“But the Army needs you in artillery. Here are your deployment papers. They’re waiting for you in Tan Son Nhut, where you’ll get advanced training. Good luck.”

Midafternoon in the Haight. Among the beatniks, hippies, and mods; among the flower children and potheads; among the bell-bottom pants and tie-dyed shirts, walked two men. One was clean-shaven, wearing a well cut dark-gray suit with a matching tie, a disapproving fedora sitting stiffly on his head: clearly, in the parlance of the street, a fuddy-duddy. The other was a bit more interesting. Clad in the boring suit of an older generation, he sported a large, black silk beanie on his head that set him apart from the squares, from the establishment that the neighborhood had turned its much-tattooed back on.
Reb Yeruchum Freed and Mr. Fred Burton walked through the crowded streets, Burton nervously grasping a postcard in his sweaty hand like some kind of talisman.

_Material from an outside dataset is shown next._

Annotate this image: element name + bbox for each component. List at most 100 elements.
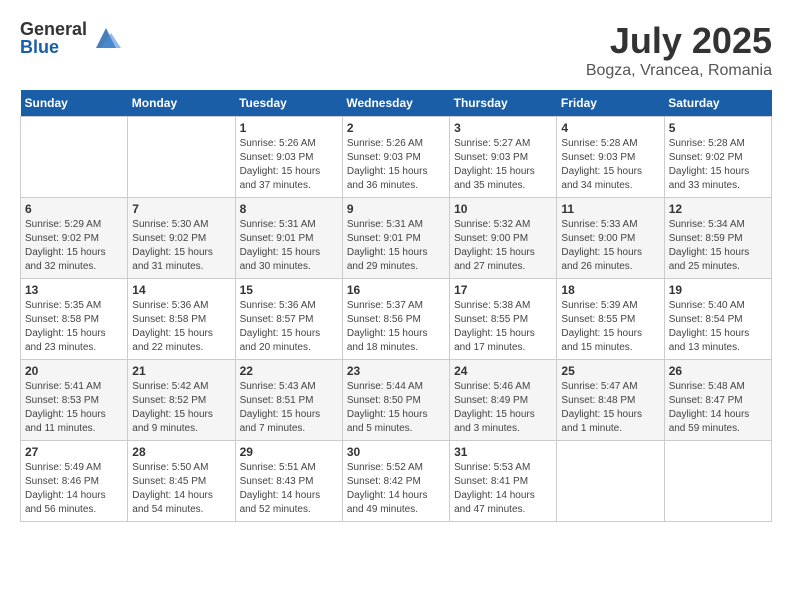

Maybe it was just fatigue. After all, Marjorie had slept perhaps five hours in the last 36, subsisting on Danny’s sandwiches and endless packages of chips. Whatever the reason, this off-the-wall optimism that something would work out, that she’d somehow find the way to wherever it was she wanted to be, wrapped her in a misty and yet warm cloud of hope as the Mustang roared its psychedelic way back to the Haight.
IT was quiet today on the base hospital, with just the usual background noises: the growl of the generator, three nurses chatting while taking a break, the occasional groan from a soldier whose bandages were being changed. From outside came faint noises of soldiers throwing a ball around in a pickup football game and the even fainter pop-pop sound from a nearby shooting range.